All governments are responsible to their citizens, and as public servants, we uniquely understand the depth and breadth of that responsibility.
Governments are responsible for understanding the impact that our past decisions have made. Reflecting on the past may not seem like a worthwhile investment, but it’s crucial to figure out what we did right and where we must do better. By evaluating our progress and learning from past mistakes, we can shorten our learning curve and determine the most effective ways to achieve our goals. We can show citizens that we are working towards the programs, policy, and services that they need.
Every day, we must be ready to respond to challenges and recognize opportunities as they arise. By investing in monitoring and evaluation, we can more easily identify and avoid risks, better manage our resources, and be proactive about making adjustments to how we work. We can also be confident enough to stop what’s not working and be courageous in trying something new. Harnessing more accurate and relevant information will help us to move more quickly and flexibly, a vital capability for solving the complex and unexpected problems we’re facing in an ever-changing world.
In the near future, monitoring and evaluation processes will become an integral part of daily operations and culture, touching every area of government. The demands on our time and our resources are only increasing, so the more comprehensive, relevant, and accurate information we’re able to obtain, the further we can look ahead and the more strategic, evidence-based decisions we can make. In the long-term, we’ll be able to adapt and change; better engage with and empower our citizens; and take increased ownership of our actions.
It’s important to remember that it doesn’t have to be perfect - that we’re not trying to collect, track, measure, analyze, or assess everything. What investing in these processes will do is help government focus on asking and answering the important questions, at the right times.

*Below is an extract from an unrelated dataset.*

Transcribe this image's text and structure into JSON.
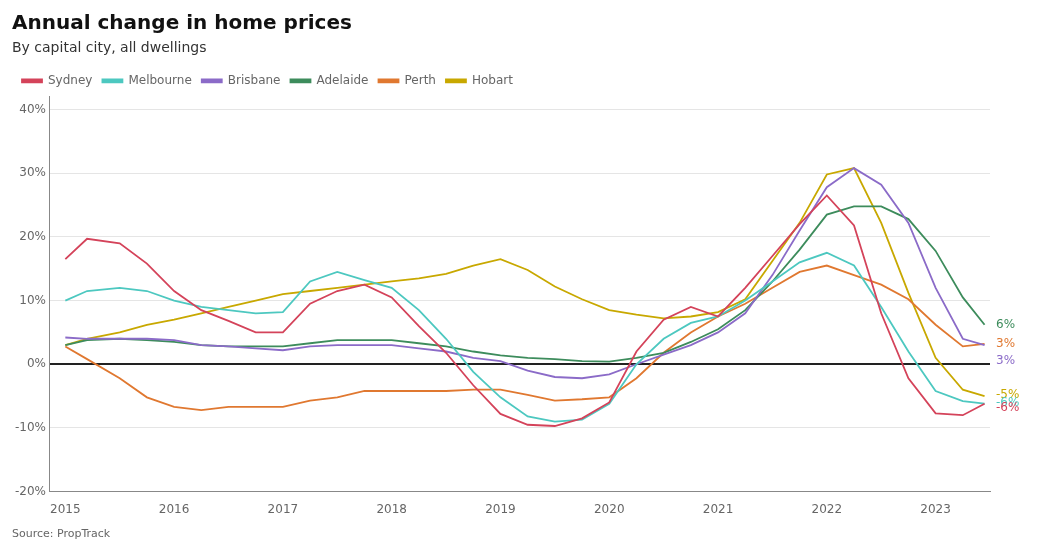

We could discuss the finer details of performance measurement, setting KPIs, and showing return on investment, but we should always remember that big-picture responsibility.
Are we progressing towards the outcomes we want? Do we have enough credible and useful information to support the decisions we’re making? Are we supporting citizens in the best way possible? These are some of the essential questions monitoring and evaluation can answer. Governments that are investing in monitoring and evaluation are investing in their own potential to do great work, and their ability to show how that work is serving the people that depend on them.